Je suis dans un creux anormal de ma vie…un creux inexplicable vu ma situation. J’ai un amoureux extraordinaire qui sera mon futur mari, j’ai un toit, j’ai plein de projets, un bel avenir devant moi si seulement je pouvais me pousser dans le cul…du talent à revendre, des idées toujours plus grandes, pas beaucoup d’argent, un job plus ou moins stable pour l’instant….mais rien à faire pitié.

J’aimerais être capable de gérer mon argent, être à nouveau prête à tout, prête à foncer vers l’avant…on dirait que j’ai peur d’avancer, que j’ai peur de faire des erreurs, comme si j’en avais jamais fait…

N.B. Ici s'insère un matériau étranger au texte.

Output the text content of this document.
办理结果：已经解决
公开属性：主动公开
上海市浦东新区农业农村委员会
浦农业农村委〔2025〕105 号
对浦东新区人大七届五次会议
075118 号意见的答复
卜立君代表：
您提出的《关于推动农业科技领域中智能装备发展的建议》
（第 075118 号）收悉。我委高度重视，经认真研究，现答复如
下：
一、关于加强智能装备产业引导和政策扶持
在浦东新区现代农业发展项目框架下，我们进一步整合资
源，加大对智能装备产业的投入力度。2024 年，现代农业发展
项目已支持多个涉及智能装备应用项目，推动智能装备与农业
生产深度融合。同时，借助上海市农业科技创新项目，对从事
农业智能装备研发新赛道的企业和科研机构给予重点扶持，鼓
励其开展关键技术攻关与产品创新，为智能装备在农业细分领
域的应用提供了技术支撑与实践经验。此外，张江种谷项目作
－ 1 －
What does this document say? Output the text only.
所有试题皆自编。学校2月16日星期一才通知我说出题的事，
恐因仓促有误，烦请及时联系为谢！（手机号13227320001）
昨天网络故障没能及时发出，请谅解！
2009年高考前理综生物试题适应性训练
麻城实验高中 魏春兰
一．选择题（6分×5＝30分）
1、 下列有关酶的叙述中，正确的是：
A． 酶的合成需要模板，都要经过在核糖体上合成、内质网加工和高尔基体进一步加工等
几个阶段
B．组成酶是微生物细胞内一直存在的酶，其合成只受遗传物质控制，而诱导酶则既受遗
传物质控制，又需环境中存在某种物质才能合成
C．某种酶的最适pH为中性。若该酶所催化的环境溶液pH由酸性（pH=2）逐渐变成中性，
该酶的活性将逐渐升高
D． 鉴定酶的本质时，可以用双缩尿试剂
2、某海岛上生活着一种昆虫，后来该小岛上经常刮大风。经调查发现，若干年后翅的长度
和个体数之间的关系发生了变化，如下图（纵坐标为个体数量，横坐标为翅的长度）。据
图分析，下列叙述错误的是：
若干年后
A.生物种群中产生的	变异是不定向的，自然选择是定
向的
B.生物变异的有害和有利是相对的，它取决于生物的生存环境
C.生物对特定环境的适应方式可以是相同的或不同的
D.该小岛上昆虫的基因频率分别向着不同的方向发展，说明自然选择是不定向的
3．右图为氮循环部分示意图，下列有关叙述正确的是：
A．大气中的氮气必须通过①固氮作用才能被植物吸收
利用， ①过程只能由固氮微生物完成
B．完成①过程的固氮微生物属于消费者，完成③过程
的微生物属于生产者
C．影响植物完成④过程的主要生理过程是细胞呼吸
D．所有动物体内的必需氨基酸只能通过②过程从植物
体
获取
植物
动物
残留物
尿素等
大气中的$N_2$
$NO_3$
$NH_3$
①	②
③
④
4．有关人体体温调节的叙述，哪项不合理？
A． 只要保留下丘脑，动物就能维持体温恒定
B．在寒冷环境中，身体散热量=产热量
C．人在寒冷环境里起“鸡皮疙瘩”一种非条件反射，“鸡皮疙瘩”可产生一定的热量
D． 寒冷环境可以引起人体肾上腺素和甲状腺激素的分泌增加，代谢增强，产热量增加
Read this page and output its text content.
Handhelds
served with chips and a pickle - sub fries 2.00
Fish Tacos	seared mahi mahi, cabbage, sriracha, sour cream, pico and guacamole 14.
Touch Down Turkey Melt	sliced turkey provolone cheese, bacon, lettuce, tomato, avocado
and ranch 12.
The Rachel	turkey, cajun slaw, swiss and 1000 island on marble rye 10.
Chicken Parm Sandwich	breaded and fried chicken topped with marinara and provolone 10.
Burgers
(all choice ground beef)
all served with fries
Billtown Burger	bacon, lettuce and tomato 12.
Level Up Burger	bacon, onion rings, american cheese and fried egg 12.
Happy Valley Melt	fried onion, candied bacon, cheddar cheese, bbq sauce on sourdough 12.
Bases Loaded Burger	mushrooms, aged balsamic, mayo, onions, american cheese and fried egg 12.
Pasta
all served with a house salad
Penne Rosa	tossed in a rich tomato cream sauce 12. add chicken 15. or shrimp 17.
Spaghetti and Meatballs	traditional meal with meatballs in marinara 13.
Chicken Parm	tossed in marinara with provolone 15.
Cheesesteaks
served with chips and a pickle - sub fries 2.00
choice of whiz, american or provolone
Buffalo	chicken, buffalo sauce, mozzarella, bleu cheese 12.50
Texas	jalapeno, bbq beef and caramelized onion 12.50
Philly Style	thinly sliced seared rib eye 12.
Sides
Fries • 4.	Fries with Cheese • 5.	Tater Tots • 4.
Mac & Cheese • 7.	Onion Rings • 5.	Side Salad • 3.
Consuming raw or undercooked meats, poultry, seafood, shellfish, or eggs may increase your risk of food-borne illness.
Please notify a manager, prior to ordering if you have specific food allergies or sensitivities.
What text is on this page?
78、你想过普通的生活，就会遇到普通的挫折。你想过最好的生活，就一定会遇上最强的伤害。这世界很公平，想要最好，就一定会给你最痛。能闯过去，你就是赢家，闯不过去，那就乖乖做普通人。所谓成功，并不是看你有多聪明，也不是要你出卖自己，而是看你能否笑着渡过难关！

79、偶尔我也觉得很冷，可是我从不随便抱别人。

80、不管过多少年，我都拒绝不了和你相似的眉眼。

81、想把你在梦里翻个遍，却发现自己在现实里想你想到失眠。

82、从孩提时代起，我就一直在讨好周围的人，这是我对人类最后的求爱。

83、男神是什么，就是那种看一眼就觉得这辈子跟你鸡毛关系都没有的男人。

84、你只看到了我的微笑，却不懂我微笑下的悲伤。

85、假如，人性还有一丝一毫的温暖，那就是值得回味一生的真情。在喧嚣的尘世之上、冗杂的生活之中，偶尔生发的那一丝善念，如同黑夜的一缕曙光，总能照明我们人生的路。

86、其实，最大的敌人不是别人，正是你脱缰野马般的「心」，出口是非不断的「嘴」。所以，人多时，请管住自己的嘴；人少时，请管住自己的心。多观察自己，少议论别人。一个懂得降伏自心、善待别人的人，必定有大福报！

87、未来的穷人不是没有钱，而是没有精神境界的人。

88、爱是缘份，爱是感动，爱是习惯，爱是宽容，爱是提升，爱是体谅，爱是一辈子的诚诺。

Je crois que j’ai un blocage, un poids sur les épaules, une idée mal digérée que je n’ai pas porté attention. Quelque chose d’émotif que j’ai du mal à passer par-dessus. Je ne sais pas c’est quoi, j’ai peut-être peur de me confronter à moi-même. 

mardi 28 décembre 2010

Le temps

Le temps passe, 
il file entre nos doigts, 
d'une expression béat, 
nous regardons sa trace.

Nous regardons sa trace, 
fixé sur la même place,
les yeux rouges de nostalgie, 
nous arrêtons nos vies.

Lorsqu'il nous tourmente, 
souvent on se lamente, 
c'est là qu'on s'arrête, 
et qu'on ose un ''peut-être''.

Peut-être qu'avant,
si j'avais eu le temps,
ça aurait été différent...

Comprendre le monde

Il est difficile d'errer dans un monde sans issue, un monde qu'on ne comprend pas, un monde qu'on aurait bâti autrement, un monde qui fonctionne. Pourtant, nous y sommes contrés bien malgré nous, il ne reste plus qu'a trouver un sens à sa vie pour oublier les chaînes. Trouver un sens à sa vie quand nous ne savons pas pourquoi, comprendre sans vraiment tout savoir, aimer pour nous donner la force de continuer dans le vide, se reproduire pour se reposer les éternelles questions.
Quand nous sommes perdus près de la lucidité, que faire pour réintégrer la réalité comprise de tous? Celle qui nous permet de continuer sans trop se poser de question? Celle qui nous dicte comment vivre heureux dans un monde malsain?